What this all boils down to is that while Iran has untiringly sought to defend its legitimate interests, it has done so in ways that often instead aggravate the threat perceptions of others, which in turn feeds into a vicious circle intensifying Iran’s own insecurity and paranoia. Iran’s own uncompromising animus against the U.S., Israel and Saudi Arabia in particular has, as any mildly informed observer would point out, come to shape and dominate Tehran’s own threat perceptions and national security thinking. One of many historical parallels that come to mind is that of Ming-dynasty China. The Great Wall, which reached its structural culmination during this period, was not so much necessitated in and of itself by unprovoked and unrelenting Mongol aggression from the northwestern steppe. Instead, the refusal time and again by the Son of Heaven and his courtiers to treat with what they considered inferior barbarians compelled the nomads to take by the sword what they could not take by trade and diplomacy, eventually forcing the militarily outclassed Chinese to prioritize static defense.
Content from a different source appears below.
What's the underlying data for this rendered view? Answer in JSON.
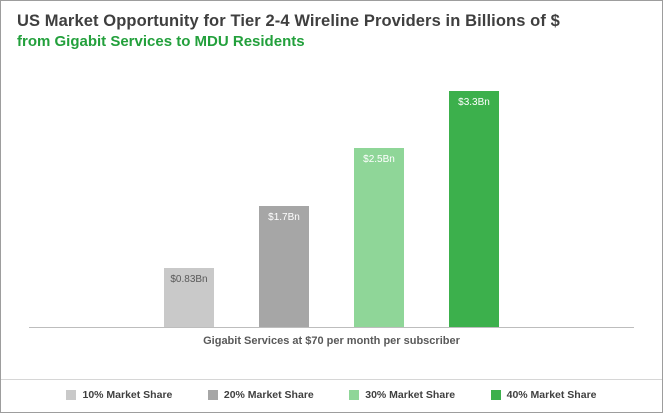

As we now know in hindsight, the gainly wall, in conjunction with internal treachery, did little to prevent another nomadic people, the Manchus, from replacing the Ming with the Qing dynasty.
Ultimately, while Iran’s leadership has proven that it is by and large equal to the tasks of reconciling ends and means and identifying the critical threats and opportunities necessary to the conduct of grand strategy, the trouble with it lies somewhere else: in its stubborn inability to transcend the vicious circle of self-provoked challenges. True, Tehran has so far proven able to deter and keep at bay war and regime change. Yet it has also confined its own grand strategic maneuvering to responding, however adequately, to its own self-manufactured crises.
Kevjn Lim is an independent researcher focusing on foreign policy and security in the wider Middle East. He is also senior analyst for the UK-based Open Briefing: The Civil Society Intelligence Agency.